Enabling Heterogeneous Performance Analysis for Scientific Workloads
Maksymilian Graczyk, Vincent Desbiolles, Stefan Roiser, Andrea Guerrieri
TL;DR
This paper tackles profiling challenges in heterogeneous scientific workloads by evaluating architecture-agnostic performance analysis with Adaptyst. It focuses on two eBPF-based profiling options, Uprobes and USDT, assessing their runtime overhead and deployment complexity. Using a small C benchmark on a dedicated workstation, the study reports overheads around 4.8–5.1% and notes that Uprobes imposes more system-time while USDT shows slightly higher variability. The results inform a roadmap for integrating eBPF-based profiling into Adaptyst and extending capabilities to non-CPU devices, advancing heterogeneous performance analysis for scientific workloads.
Abstract
Heterogeneous computing integrates diverse processing elements, such as CPUs, GPUs, and FPGAs, within a single system, aiming to leverage the strengths of each architecture to optimize performance and energy consumption. In this context, efficient performance analysis plays a critical role in determining the most suitable platform for dispatching tasks, ensuring that workloads are allocated to the processing units where they can execute most effectively.
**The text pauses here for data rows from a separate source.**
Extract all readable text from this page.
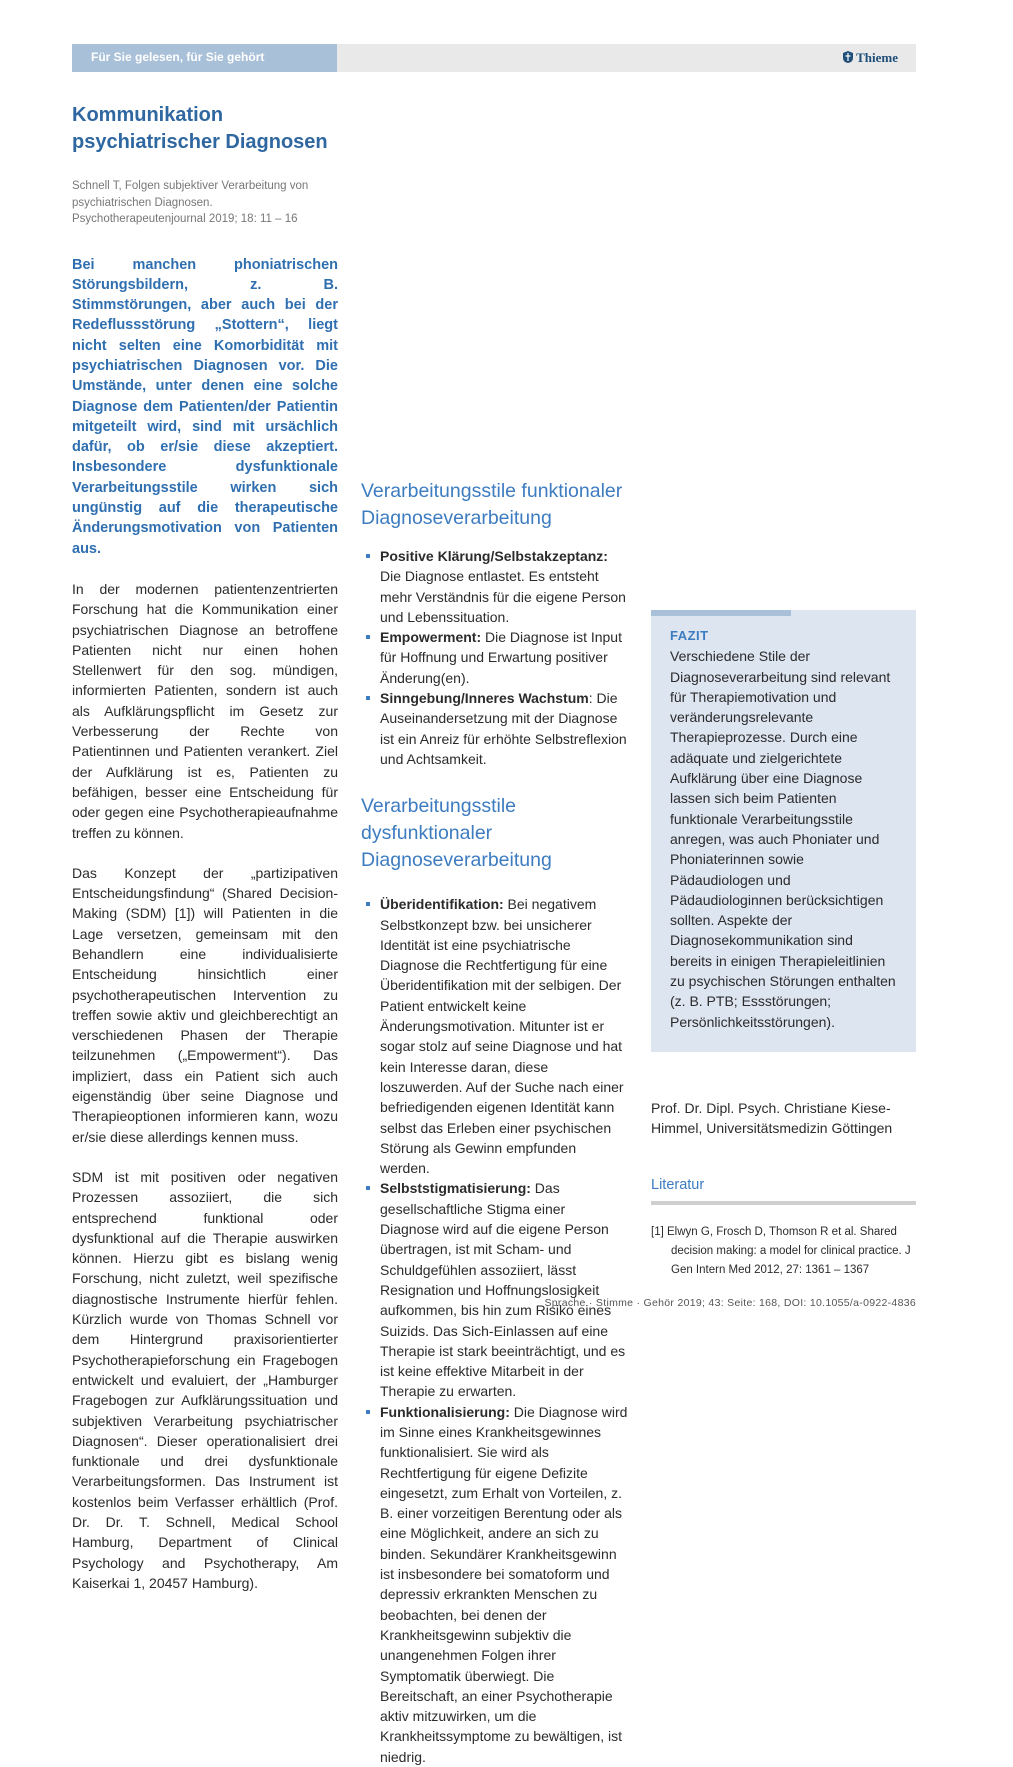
Für Sie gelesen, für Sie gehört	Thieme
Kommunikation psychiatrischer Diagnosen

Schnell T, Folgen subjektiver Verarbeitung von psychiatrischen Diagnosen. Psychotherapeutenjournal 2019; 18: 11 – 16

Bei manchen phoniatrischen Störungsbildern, z. B. Stimmstörungen, aber auch bei der Redeflussstörung „Stottern“, liegt nicht selten eine Komorbidität mit psychiatrischen Diagnosen vor. Die Umstände, unter denen eine solche Diagnose dem Patienten/der Patientin mitgeteilt wird, sind mit ursächlich dafür, ob er/sie diese akzeptiert. Insbesondere dysfunktionale Verarbeitungsstile wirken sich ungünstig auf die therapeutische Änderungsmotivation von Patienten aus.

In der modernen patientenzentrierten Forschung hat die Kommunikation einer psychiatrischen Diagnose an betroffene Patienten nicht nur einen hohen Stellenwert für den sog. mündigen, informierten Patienten, sondern ist auch als Aufklärungspflicht im Gesetz zur Verbesserung der Rechte von Patientinnen und Patienten verankert. Ziel der Aufklärung ist es, Patienten zu befähigen, besser eine Entscheidung für oder gegen eine Psychotherapieaufnahme treffen zu können.

Das Konzept der „partizipativen Entscheidungsfindung“ (Shared Decision-Making (SDM) [1]) will Patienten in die Lage versetzen, gemeinsam mit den Behandlern eine individualisierte Entscheidung hinsichtlich einer psychotherapeutischen Intervention zu treffen sowie aktiv und gleichberechtigt an verschiedenen Phasen der Therapie teilzunehmen („Empowerment“). Das impliziert, dass ein Patient sich auch eigenständig über seine Diagnose und Therapieoptionen informieren kann, wozu er/sie diese allerdings kennen muss.

SDM ist mit positiven oder negativen Prozessen assoziiert, die sich entsprechend funktional oder dysfunktional auf die Therapie auswirken können. Hierzu gibt es bislang wenig Forschung, nicht zuletzt, weil spezifische diagnostische Instrumente hierfür fehlen. Kürzlich wurde von Thomas Schnell vor dem Hintergrund praxisorientierter Psychotherapieforschung ein Fragebogen entwickelt und evaluiert, der „Hamburger Fragebogen zur Aufklärungssituation und subjektiven Verarbeitung psychiatrischer Diagnosen“. Dieser operationalisiert drei funktionale und drei dysfunktionale Verarbeitungsformen. Das Instrument ist kostenlos beim Verfasser erhältlich (Prof. Dr. Dr. T. Schnell, Medical School Hamburg, Department of Clinical Psychology and Psychotherapy, Am Kaiserkai 1, 20457 Hamburg).

Verarbeitungsstile funktionaler Diagnoseverarbeitung
Positive Klärung/Selbstakzeptanz: Die Diagnose entlastet. Es entsteht mehr Verständnis für die eigene Person und Lebenssituation.
Empowerment: Die Diagnose ist Input für Hoffnung und Erwartung positiver Änderung(en).
Sinngebung/Inneres Wachstum: Die Auseinandersetzung mit der Diagnose ist ein Anreiz für erhöhte Selbstreflexion und Achtsamkeit.
Verarbeitungsstile dysfunktionaler Diagnoseverarbeitung
Überidentifikation: Bei negativem Selbstkonzept bzw. bei unsicherer Identität ist eine psychiatrische Diagnose die Rechtfertigung für eine Überidentifikation mit der selbigen. Der Patient entwickelt keine Änderungsmotivation. Mitunter ist er sogar stolz auf seine Diagnose und hat kein Interesse daran, diese loszuwerden. Auf der Suche nach einer befriedigenden eigenen Identität kann selbst das Erleben einer psychischen Störung als Gewinn empfunden werden.
Selbststigmatisierung: Das gesellschaftliche Stigma einer Diagnose wird auf die eigene Person übertragen, ist mit Scham- und Schuldgefühlen assoziiert, lässt Resignation und Hoffnungslosigkeit aufkommen, bis hin zum Risiko eines Suizids. Das Sich-Einlassen auf eine Therapie ist stark beeinträchtigt, und es ist keine effektive Mitarbeit in der Therapie zu erwarten.
Funktionalisierung: Die Diagnose wird im Sinne eines Krankheitsgewinnes funktionalisiert. Sie wird als Rechtfertigung für eigene Defizite eingesetzt, zum Erhalt von Vorteilen, z. B. einer vorzeitigen Berentung oder als eine Möglichkeit, andere an sich zu binden. Sekundärer Krankheitsgewinn ist insbesondere bei somatoform und depressiv erkrankten Menschen zu beobachten, bei denen der Krankheitsgewinn subjektiv die unangenehmen Folgen ihrer Symptomatik überwiegt. Die Bereitschaft, an einer Psychotherapie aktiv mitzuwirken, um die Krankheitssymptome zu bewältigen, ist niedrig.
FAZIT

Verschiedene Stile der Diagnoseverarbeitung sind relevant für Therapiemotivation und veränderungsrelevante Therapieprozesse. Durch eine adäquate und zielgerichtete Aufklärung über eine Diagnose lassen sich beim Patienten funktionale Verarbeitungsstile anregen, was auch Phoniater und Phoniaterinnen sowie Pädaudiologen und Pädaudiologinnen berücksichtigen sollten. Aspekte der Diagnosekommunikation sind bereits in einigen Therapieleitlinien zu psychischen Störungen enthalten (z. B. PTB; Essstörungen; Persönlichkeitsstörungen).

Prof. Dr. Dipl. Psych. Christiane Kiese-Himmel, Universitätsmedizin Göttingen

Literatur

[1] Elwyn G, Frosch D, Thomson R et al. Shared decision making: a model for clinical practice. J Gen Intern Med 2012, 27: 1361 – 1367

Sprache · Stimme · Gehör 2019; 43: Seite: 168, DOI: 10.1055/a-0922-4836
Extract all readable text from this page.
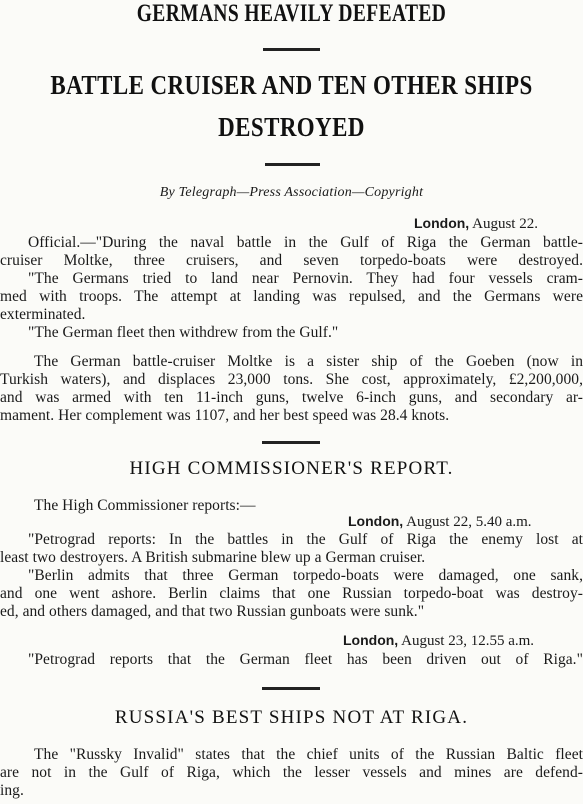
GERMANS HEAVILY DEFEATED
BATTLE CRUISER AND TEN OTHER SHIPS
DESTROYED
By Telegraph—Press Association—Copyright
London, August 22.
Official.—"During the naval battle in the Gulf of Riga the German battle-
cruiser Moltke, three cruisers, and seven torpedo-boats were destroyed.
"The Germans tried to land near Pernovin. They had four vessels cram-
med with troops. The attempt at landing was repulsed, and the Germans were
exterminated.
"The German fleet then withdrew from the Gulf."
The German battle-cruiser Moltke is a sister ship of the Goeben (now in
Turkish waters), and displaces 23,000 tons. She cost, approximately, £2,200,000,
and was armed with ten 11-inch guns, twelve 6-inch guns, and secondary ar-
mament. Her complement was 1107, and her best speed was 28.4 knots.
HIGH COMMISSIONER'S REPORT.
The High Commissioner reports:—
London, August 22, 5.40 a.m.
"Petrograd reports: In the battles in the Gulf of Riga the enemy lost at
least two destroyers. A British submarine blew up a German cruiser.
"Berlin admits that three German torpedo-boats were damaged, one sank,
and one went ashore. Berlin claims that one Russian torpedo-boat was destroy-
ed, and others damaged, and that two Russian gunboats were sunk."
London, August 23, 12.55 a.m.
"Petrograd reports that the German fleet has been driven out of Riga."
RUSSIA'S BEST SHIPS NOT AT RIGA.
The "Russky Invalid" states that the chief units of the Russian Baltic fleet
are not in the Gulf of Riga, which the lesser vessels and mines are defend-
ing.
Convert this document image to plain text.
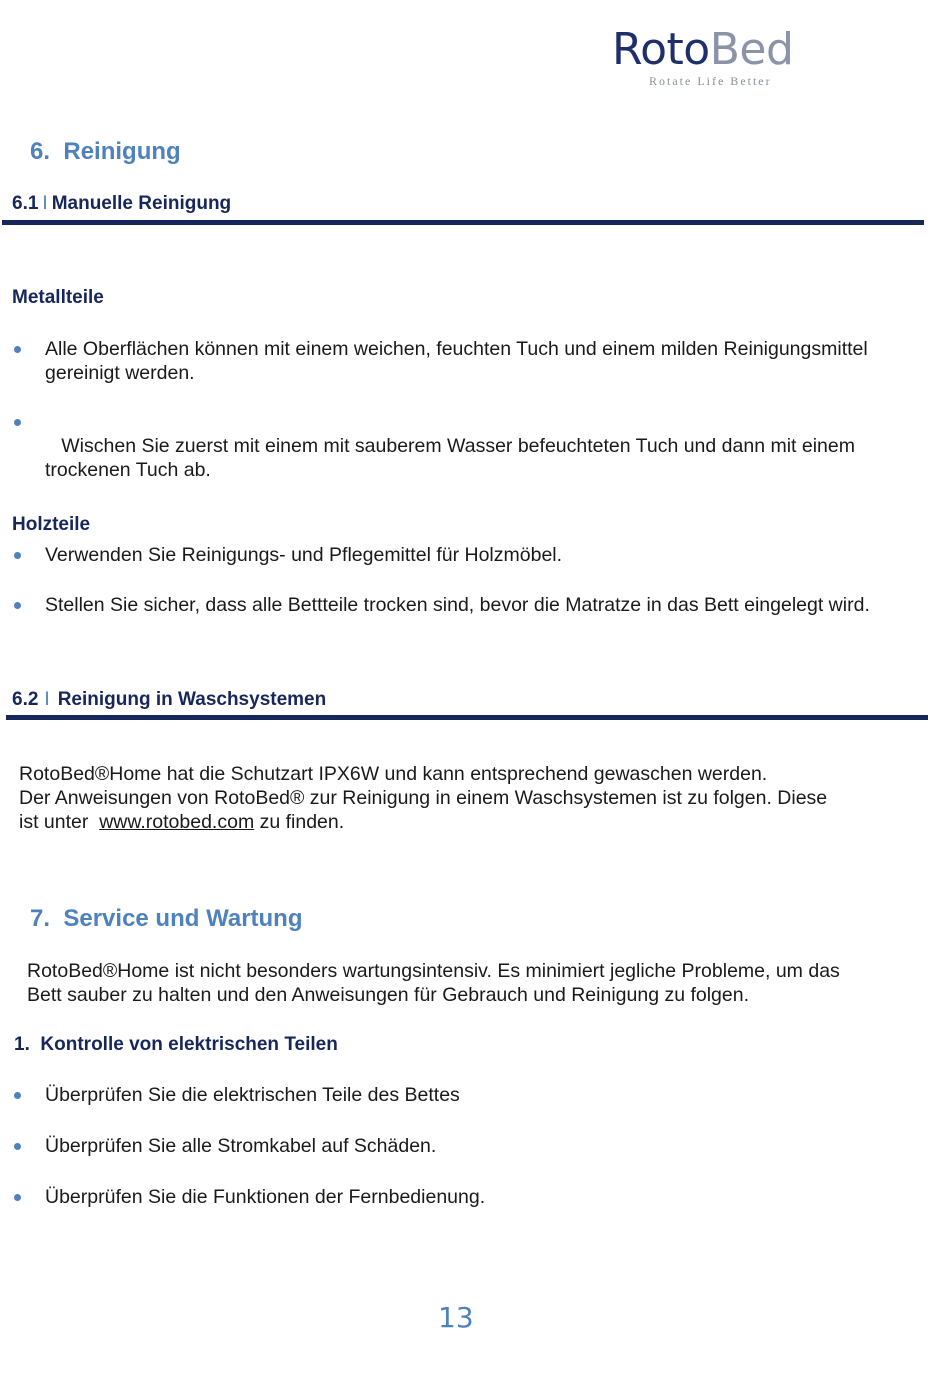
RotoBed
Rotate Life Better
6. Reinigung
6.1 I Manuelle Reinigung
Metallteile
Alle Oberflächen können mit einem weichen, feuchten Tuch und einem milden Reinigungsmittel gereinigt werden.

Wischen Sie zuerst mit einem mit sauberem Wasser befeuchteten Tuch und dann mit einem trockenen Tuch ab.

Holzteile
Verwenden Sie Reinigungs- und Pflegemittel für Holzmöbel.
Stellen Sie sicher, dass alle Bettteile trocken sind, bevor die Matratze in das Bett eingelegt wird.
6.2 I Reinigung in Waschsystemen
RotoBed®Home hat die Schutzart IPX6W und kann entsprechend gewaschen werden.
Der Anweisungen von RotoBed® zur Reinigung in einem Waschsystemen ist zu folgen. Diese
ist unter  www.rotobed.com zu finden.
7. Service und Wartung
RotoBed®Home ist nicht besonders wartungsintensiv. Es minimiert jegliche Probleme, um das
Bett sauber zu halten und den Anweisungen für Gebrauch und Reinigung zu folgen.
1. Kontrolle von elektrischen Teilen
Überprüfen Sie die elektrischen Teile des Bettes
Überprüfen Sie alle Stromkabel auf Schäden.
Überprüfen Sie die Funktionen der Fernbedienung.
13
Adaptyst is a novel ongoing effort at CERN, with the aim to develop an open-source, architecture-agnostic performance analysis for scientific workloads. This study explores the performance and implementation complexity of two built-in eBPF-based methods such as Uprobes and USDT, with the aim of outlining a roadmap for future integration into Adaptyst and advancing toward heterogeneous performance analysis capabilities.